De Sāo Paulo, SP.
Na Grécia Antiga as decisões fundamentais eram tomadas pelos próprios cidadãos em grandes assembleias populares, num regime de representação conhecido como democracia direta, no qual o poder que emana do povo é por ele exercido diretamente.
Hoje em dia, na maior parte do mundo livre, vigora a democracia indireta, na qual o poder que emana do povo é exercido em seu nome através de representantes eleitos ou nomeados.
Ainda que existam referendos, plebiscitos e outros mecanismos para concretização da vontade popular, em termos práticos e por questões logísticas, na era analógica que vai chegando ao fim, seria impossível adotar a democracia direta para decidir questões da vida cotidiana.
Não existe um estádio grande o bastante para colocar toda a população de um país – em substituição às praças da Roma antiga - nem dá para parar um país inteiro visando realizar plebiscitos a todo momento.
Nos fundos de pensão, de forma similar ao que acontece nas organizações modernas de capital aberto, o sistema de governança foi construído com base na democracia indireta.
As empresas patrocinadoras dos fundos de pensão escolhem os membros que irão representá-las nos conselhos deliberativos e os participantes escolhem seus representantes através de eleições.
A delegação da representação dos participantes nos conselhos dos fundos de pensão, assim como ocorre nas democracias representativas, tem resultado num sistema no qual aqueles que detêm os meios de mobilização são os que efetivamente controlam o processo político.
Consequentemente, a maioria das decisões tende a privilegiar interesses de grupos específicos ao invés daqueles de toda a comunidade de participantes.
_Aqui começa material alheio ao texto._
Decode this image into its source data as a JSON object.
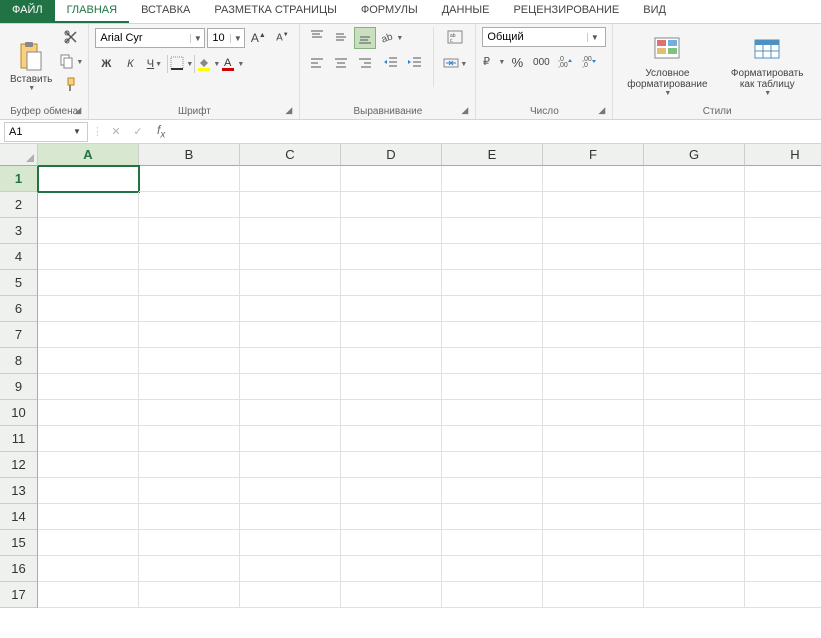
{
  "tabs": {
    "file": "ФАЙЛ",
    "home": "ГЛАВНАЯ",
    "insert": "ВСТАВКА",
    "pagelayout": "РАЗМЕТКА СТРАНИЦЫ",
    "formulas": "ФОРМУЛЫ",
    "data": "ДАННЫЕ",
    "review": "РЕЦЕНЗИРОВАНИЕ",
    "view": "ВИД"
  },
  "ribbon": {
    "clipboard": {
      "label": "Буфер обмена",
      "paste": "Вставить"
    },
    "font": {
      "label": "Шрифт",
      "name": "Arial Cyr",
      "size": "10",
      "bold": "Ж",
      "italic": "К",
      "underline": "Ч"
    },
    "alignment": {
      "label": "Выравнивание"
    },
    "number": {
      "label": "Число",
      "format": "Общий"
    },
    "styles": {
      "label": "Стили",
      "conditional": "Условное форматирование",
      "astable": "Форматировать как таблицу"
    }
  },
  "formula_bar": {
    "cell_ref": "A1",
    "formula": ""
  },
  "grid": {
    "columns": [
      "A",
      "B",
      "C",
      "D",
      "E",
      "F",
      "G",
      "H"
    ],
    "rows": [
      "1",
      "2",
      "3",
      "4",
      "5",
      "6",
      "7",
      "8",
      "9",
      "10",
      "11",
      "12",
      "13",
      "14",
      "15",
      "16",
      "17"
    ],
    "selected_cell": "A1"
  }
}
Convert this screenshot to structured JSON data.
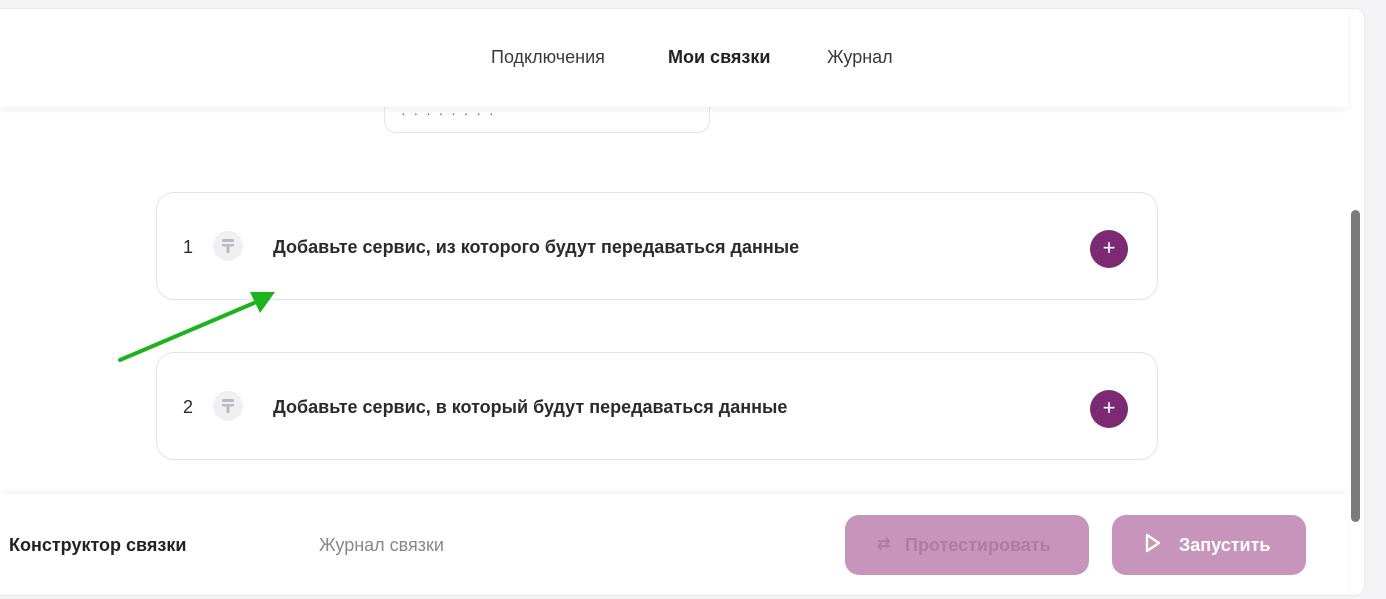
{
  "topnav": {
    "tabs": [
      {
        "label": "Подключения",
        "active": false
      },
      {
        "label": "Мои связки",
        "active": true
      },
      {
        "label": "Журнал",
        "active": false
      }
    ]
  },
  "steps": [
    {
      "number": "1",
      "title": "Добавьте сервис, из которого будут передаваться данные",
      "icon": "service-placeholder-icon",
      "add_label": "+"
    },
    {
      "number": "2",
      "title": "Добавьте сервис, в который будут передаваться данные",
      "icon": "service-placeholder-icon",
      "add_label": "+"
    }
  ],
  "bottombar": {
    "tab_builder": "Конструктор связки",
    "tab_log": "Журнал связки",
    "test_button": "Протестировать",
    "test_icon": "⇄",
    "run_button": "Запустить"
  },
  "colors": {
    "accent": "#7d2a74",
    "button_disabled": "#c795bc",
    "annotation_arrow": "#1db31d"
  }
}
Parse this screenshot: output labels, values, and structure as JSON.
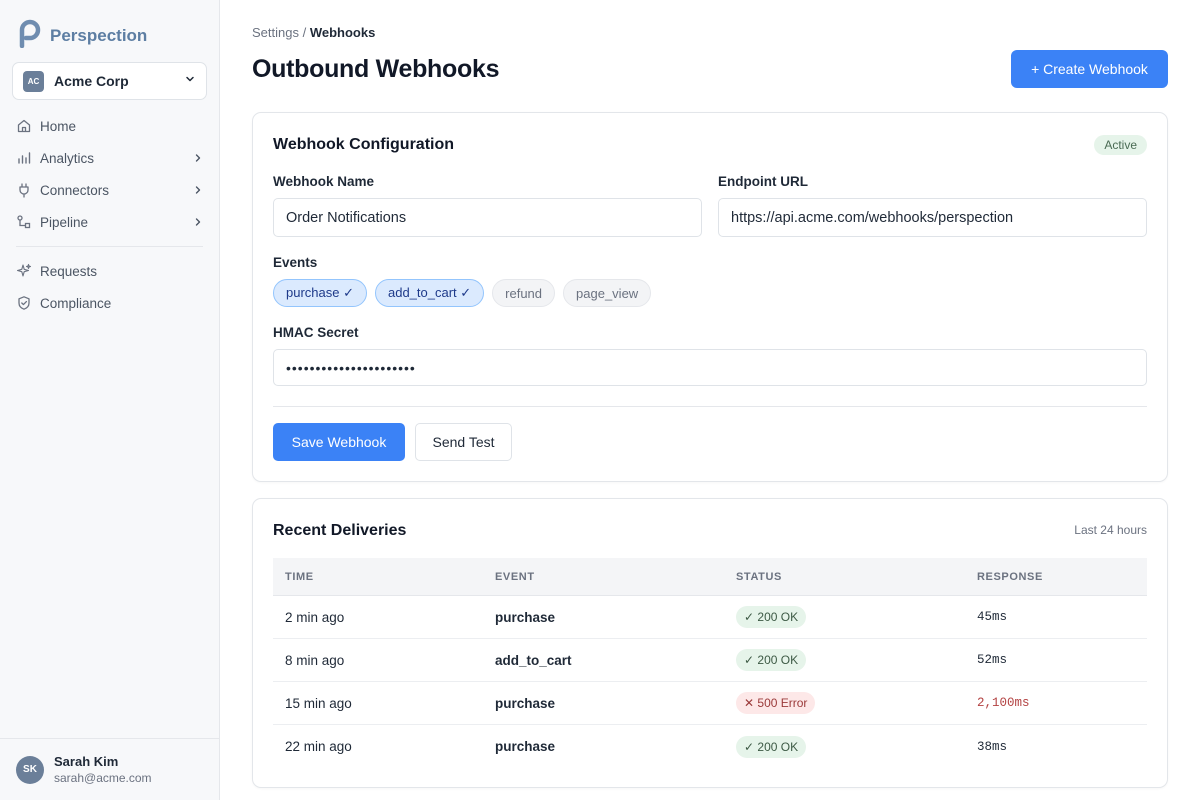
{
  "app": {
    "name": "Perspection"
  },
  "org": {
    "initials": "AC",
    "name": "Acme Corp"
  },
  "nav": {
    "primary": [
      {
        "label": "Home",
        "icon": "home-icon",
        "has_chevron": false
      },
      {
        "label": "Analytics",
        "icon": "chart-icon",
        "has_chevron": true
      },
      {
        "label": "Connectors",
        "icon": "plug-icon",
        "has_chevron": true
      },
      {
        "label": "Pipeline",
        "icon": "pipeline-icon",
        "has_chevron": true
      }
    ],
    "secondary": [
      {
        "label": "Requests",
        "icon": "sparkle-icon",
        "has_chevron": false
      },
      {
        "label": "Compliance",
        "icon": "shield-icon",
        "has_chevron": false
      }
    ]
  },
  "user": {
    "initials": "SK",
    "name": "Sarah Kim",
    "email": "sarah@acme.com"
  },
  "breadcrumb": {
    "parent": "Settings",
    "separator": " / ",
    "current": "Webhooks"
  },
  "page": {
    "title": "Outbound Webhooks",
    "create_label": "+ Create Webhook"
  },
  "config": {
    "title": "Webhook Configuration",
    "status": "Active",
    "name_label": "Webhook Name",
    "name_value": "Order Notifications",
    "url_label": "Endpoint URL",
    "url_value": "https://api.acme.com/webhooks/perspection",
    "events_label": "Events",
    "events": [
      {
        "label": "purchase ✓",
        "selected": true
      },
      {
        "label": "add_to_cart ✓",
        "selected": true
      },
      {
        "label": "refund",
        "selected": false
      },
      {
        "label": "page_view",
        "selected": false
      }
    ],
    "secret_label": "HMAC Secret",
    "secret_value": "••••••••••••••••••••••",
    "save_label": "Save Webhook",
    "test_label": "Send Test"
  },
  "deliveries": {
    "title": "Recent Deliveries",
    "range": "Last 24 hours",
    "columns": [
      "TIME",
      "EVENT",
      "STATUS",
      "RESPONSE"
    ],
    "rows": [
      {
        "time": "2 min ago",
        "event": "purchase",
        "status": "✓ 200 OK",
        "ok": true,
        "response": "45ms"
      },
      {
        "time": "8 min ago",
        "event": "add_to_cart",
        "status": "✓ 200 OK",
        "ok": true,
        "response": "52ms"
      },
      {
        "time": "15 min ago",
        "event": "purchase",
        "status": "✕ 500 Error",
        "ok": false,
        "response": "2,100ms"
      },
      {
        "time": "22 min ago",
        "event": "purchase",
        "status": "✓ 200 OK",
        "ok": true,
        "response": "38ms"
      }
    ]
  },
  "colors": {
    "accent": "#3b82f6",
    "success_bg": "#e6f4ea",
    "error_bg": "#fde8e8",
    "brand": "#5d7ea3"
  }
}
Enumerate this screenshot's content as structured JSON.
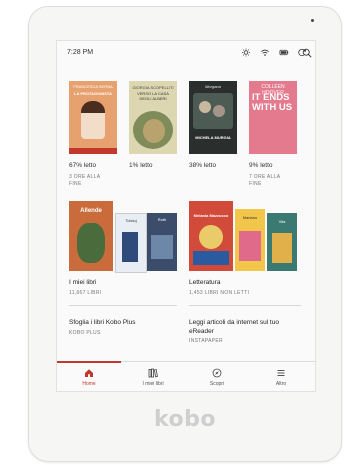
{
  "device": {
    "brand": "kobo"
  },
  "status": {
    "time": "7:28 PM"
  },
  "reading": [
    {
      "progress": "67% letto",
      "time_left": "3 ORE ALLA FINE",
      "cover": {
        "top": "FRANCESCA SERNA",
        "title": "LA PROTAGONISTA",
        "color": "#e7a16f"
      }
    },
    {
      "progress": "1% letto",
      "time_left": "",
      "cover": {
        "top": "GIORGIA SCOPELLITI",
        "title": "VERSO LA CASA DEGLI ALBERI",
        "color": "#dcd7b0"
      }
    },
    {
      "progress": "38% letto",
      "time_left": "",
      "cover": {
        "top": "Morgana",
        "title": "MICHELA MURGIA",
        "color": "#2a2e2c"
      }
    },
    {
      "progress": "9% letto",
      "time_left": "7 ORE ALLA FINE",
      "cover": {
        "top": "COLLEEN HOOVER",
        "title": "IT ENDS WITH US",
        "color": "#e37a8e"
      }
    }
  ],
  "collections": [
    {
      "title": "I miei libri",
      "subtitle": "11,667 LIBRI",
      "covers": [
        "Allende",
        "Tolstoj",
        "Roth"
      ]
    },
    {
      "title": "Letteratura",
      "subtitle": "1,453 LIBRI NON LETTI",
      "covers": [
        "Melania Mazzucco",
        "Mariano",
        "Vita"
      ]
    }
  ],
  "promos": [
    {
      "title": "Sfoglia i libri Kobo Plus",
      "subtitle": "KOBO PLUS"
    },
    {
      "title": "Leggi articoli da internet sul tuo eReader",
      "subtitle": "INSTAPAPER"
    }
  ],
  "tabs": [
    {
      "label": "Home",
      "icon": "home-icon",
      "active": true
    },
    {
      "label": "I miei libri",
      "icon": "books-icon",
      "active": false
    },
    {
      "label": "Scopri",
      "icon": "compass-icon",
      "active": false
    },
    {
      "label": "Altro",
      "icon": "menu-icon",
      "active": false
    }
  ],
  "colors": {
    "accent": "#c0392b"
  }
}
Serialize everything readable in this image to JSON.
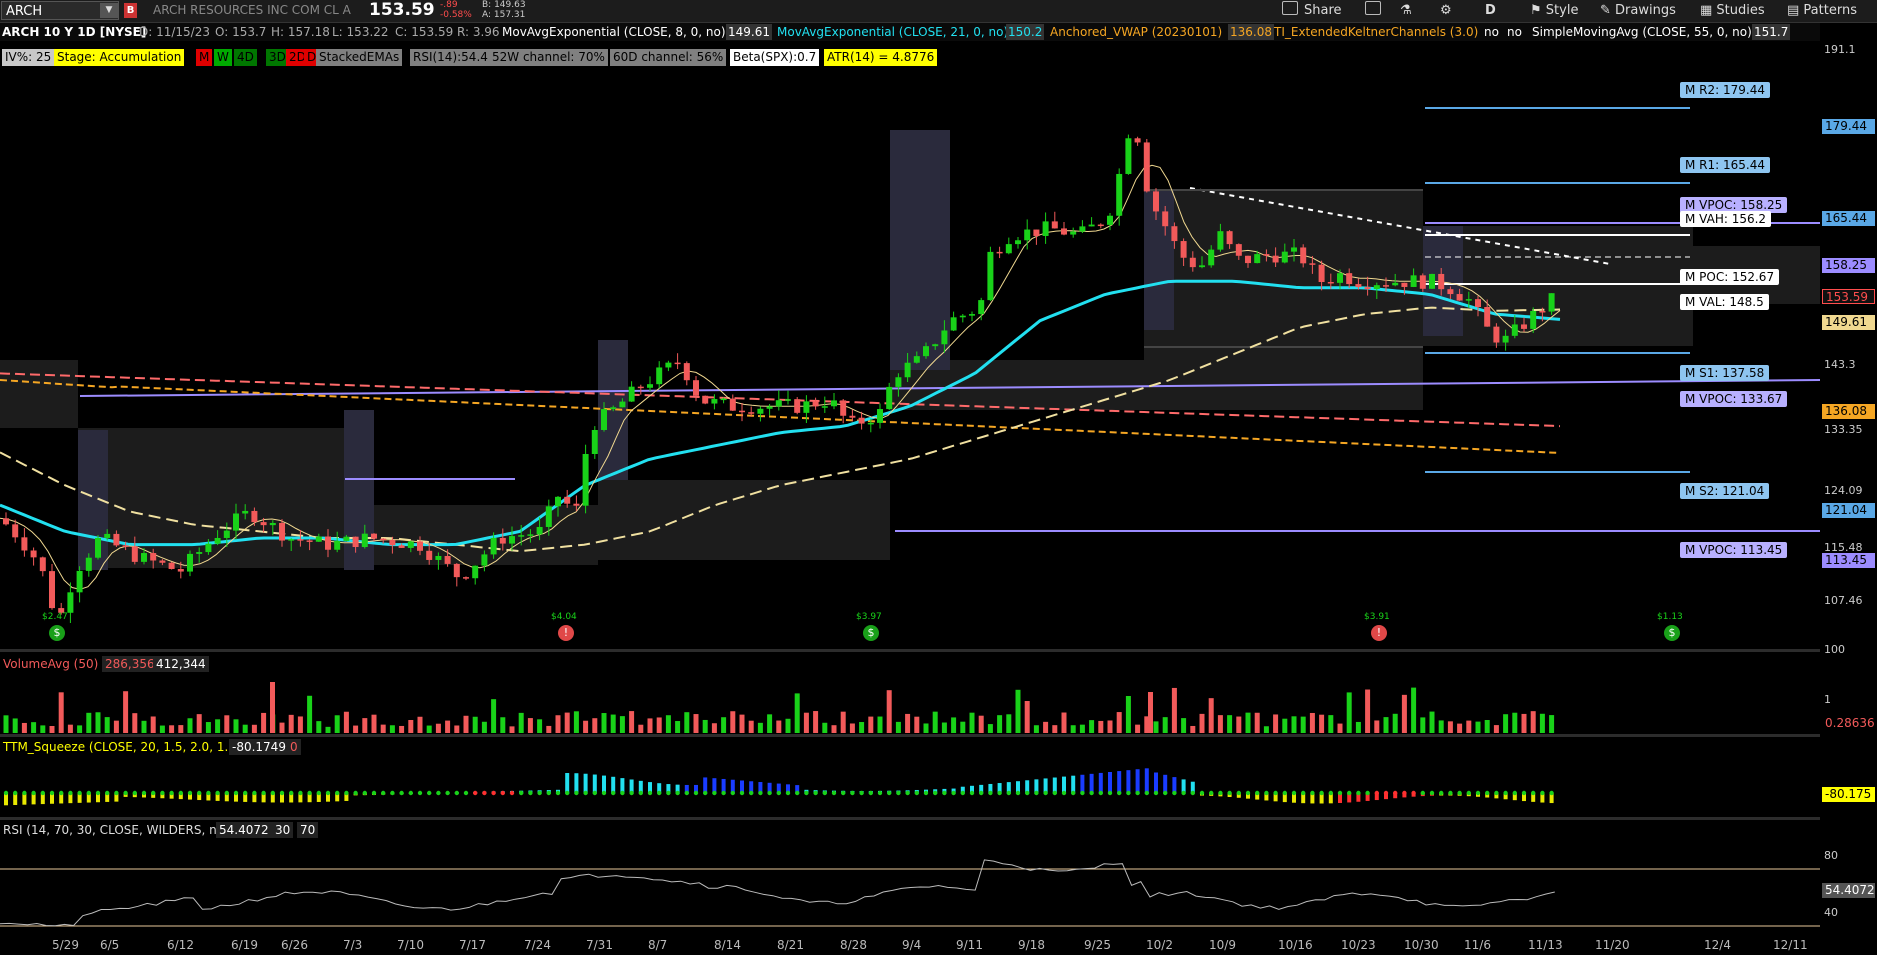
{
  "header": {
    "symbol": "ARCH",
    "company": "ARCH RESOURCES INC COM CL A",
    "last": "153.59",
    "change": "-.89",
    "change_pct": "-0.58%",
    "bid": "B: 149.63",
    "ask": "A: 157.31",
    "toolbar": {
      "share": "Share",
      "style": "Style",
      "drawings": "Drawings",
      "studies": "Studies",
      "patterns": "Patterns",
      "period": "D"
    }
  },
  "studies_row": {
    "title": "ARCH 10 Y 1D [NYSE]",
    "date": "D: 11/15/23",
    "open": "O: 153.7",
    "high": "H: 157.18",
    "low": "L: 153.22",
    "close": "C: 153.59",
    "range": "R: 3.96",
    "ema8_label": "MovAvgExponential (CLOSE, 8, 0, no)",
    "ema8_value": "149.61",
    "ema21_label": "MovAvgExponential (CLOSE, 21, 0, no)",
    "ema21_value": "150.2",
    "vwap_label": "Anchored_VWAP (20230101)",
    "vwap_value": "136.08",
    "keltner_label": "TI_ExtendedKeltnerChannels (3.0)",
    "keltner_v1": "no",
    "keltner_v2": "no",
    "sma55_label": "SimpleMovingAvg (CLOSE, 55, 0, no)",
    "sma55_value": "151.7"
  },
  "chips": [
    {
      "text": "IV%: 25",
      "bg": "#c8c8c8",
      "fg": "#000"
    },
    {
      "text": "Stage: Accumulation",
      "bg": "#ffff00",
      "fg": "#000"
    },
    {
      "text": "M",
      "bg": "#e00000",
      "fg": "#000"
    },
    {
      "text": "W",
      "bg": "#00aa00",
      "fg": "#000"
    },
    {
      "text": "4D",
      "bg": "#007700",
      "fg": "#000"
    },
    {
      "text": "3D",
      "bg": "#007700",
      "fg": "#000"
    },
    {
      "text": "2D",
      "bg": "#e00000",
      "fg": "#000"
    },
    {
      "text": "D",
      "bg": "#e00000",
      "fg": "#000"
    },
    {
      "text": "StackedEMAs",
      "bg": "#808080",
      "fg": "#000"
    },
    {
      "text": "RSI(14):54.4",
      "bg": "#808080",
      "fg": "#000"
    },
    {
      "text": "52W channel: 70%",
      "bg": "#808080",
      "fg": "#000"
    },
    {
      "text": "60D channel: 56%",
      "bg": "#808080",
      "fg": "#000"
    },
    {
      "text": "Beta(SPX):0.7",
      "bg": "#ffffff",
      "fg": "#000"
    },
    {
      "text": "ATR(14) = 4.8776",
      "bg": "#ffff00",
      "fg": "#000"
    }
  ],
  "price_axis": [
    "191.1",
    "179.44",
    "165.44",
    "158.25",
    "153.59",
    "149.61",
    "143.3",
    "136.08",
    "133.35",
    "124.09",
    "121.04",
    "115.48",
    "113.45",
    "107.46",
    "100"
  ],
  "levels": {
    "r2": "M R2: 179.44",
    "r1": "M R1: 165.44",
    "vpoc_top": "M VPOC: 158.25",
    "vah": "M VAH: 156.2",
    "poc": "M POC: 152.67",
    "val": "M VAL: 148.5",
    "s1": "M S1: 137.58",
    "vpoc_mid": "M VPOC: 133.67",
    "s2": "M S2: 121.04",
    "vpoc_low": "M VPOC: 113.45"
  },
  "dividends": [
    "$2.47",
    "$4.04",
    "$3.97",
    "$3.91",
    "$1.13"
  ],
  "x_axis": [
    "5/29",
    "6/5",
    "6/12",
    "6/19",
    "6/26",
    "7/3",
    "7/10",
    "7/17",
    "7/24",
    "7/31",
    "8/7",
    "8/14",
    "8/21",
    "8/28",
    "9/4",
    "9/11",
    "9/18",
    "9/25",
    "10/2",
    "10/9",
    "10/16",
    "10/23",
    "10/30",
    "11/6",
    "11/13",
    "11/20",
    "12/4",
    "12/11"
  ],
  "volume": {
    "label": "VolumeAvg (50)",
    "v1": "286,356",
    "v2": "412,344",
    "axis_top": "1",
    "tag": "0.28636"
  },
  "ttm": {
    "label": "TTM_Squeeze (CLOSE, 20, 1.5, 2.0, 1.0)",
    "v1": "-80.1749",
    "v2": "0",
    "tag": "-80.175"
  },
  "rsi": {
    "label": "RSI (14, 70, 30, CLOSE, WILDERS, no)",
    "v1": "54.4072",
    "v2": "30",
    "v3": "70",
    "axis_top": "80",
    "axis_bottom": "40",
    "tag": "54.4072"
  },
  "colors": {
    "up": "#19d219",
    "down": "#f25a5a",
    "ema8": "#f0d890",
    "ema21": "#22e0f0",
    "sma55": "#f0e0a0",
    "vwap": "#f5a623",
    "pivot": "#5aa8e6",
    "vpoc": "#9c8cff"
  },
  "chart_data": {
    "type": "line",
    "title": "ARCH 10 Y 1D [NYSE]",
    "x_ticks": [
      "5/29",
      "6/5",
      "6/12",
      "6/19",
      "6/26",
      "7/3",
      "7/10",
      "7/17",
      "7/24",
      "7/31",
      "8/7",
      "8/14",
      "8/21",
      "8/28",
      "9/4",
      "9/11",
      "9/18",
      "9/25",
      "10/2",
      "10/9",
      "10/16",
      "10/23",
      "10/30",
      "11/6",
      "11/13",
      "11/20",
      "12/4",
      "12/11"
    ],
    "ylim": [
      100,
      191.1
    ],
    "series": [
      {
        "name": "MovAvgExponential (CLOSE, 21, 0, no)",
        "values": [
          122,
          118,
          116,
          116,
          117,
          117,
          116,
          116,
          118,
          125,
          129,
          131,
          133,
          134,
          137,
          142,
          150,
          154,
          156,
          156,
          155,
          155,
          154,
          151,
          150.2
        ]
      },
      {
        "name": "SimpleMovingAvg (CLOSE, 55, 0, no)",
        "values": [
          130,
          125,
          121,
          119,
          118,
          117,
          117,
          116,
          115,
          116,
          118,
          122,
          125,
          127,
          129,
          132,
          135,
          138,
          141,
          145,
          149,
          151,
          152,
          151.5,
          151.7
        ]
      }
    ]
  }
}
Sob um sistema de governança baseado na representação direta, tal dominância poderia ser significativamente reduzida, senão eliminada.
Será que modificando as atuais instituições de governança dos fundos de pensão, seria pragmaticamente possível obter uma representação social à luz da antiga utopia? Seria a democracia direta capaz de fornecer, sozinha, uma igualdade substantiva na vontade dos participantes de um fundo de pensão?
Como funcionaria um sistema de governança baseado na democracia direta, construído em larga escala, com apoio de tecnologia digital e criptografia, para fazer valer a vontade geral dos participantes de um fundo de pensão?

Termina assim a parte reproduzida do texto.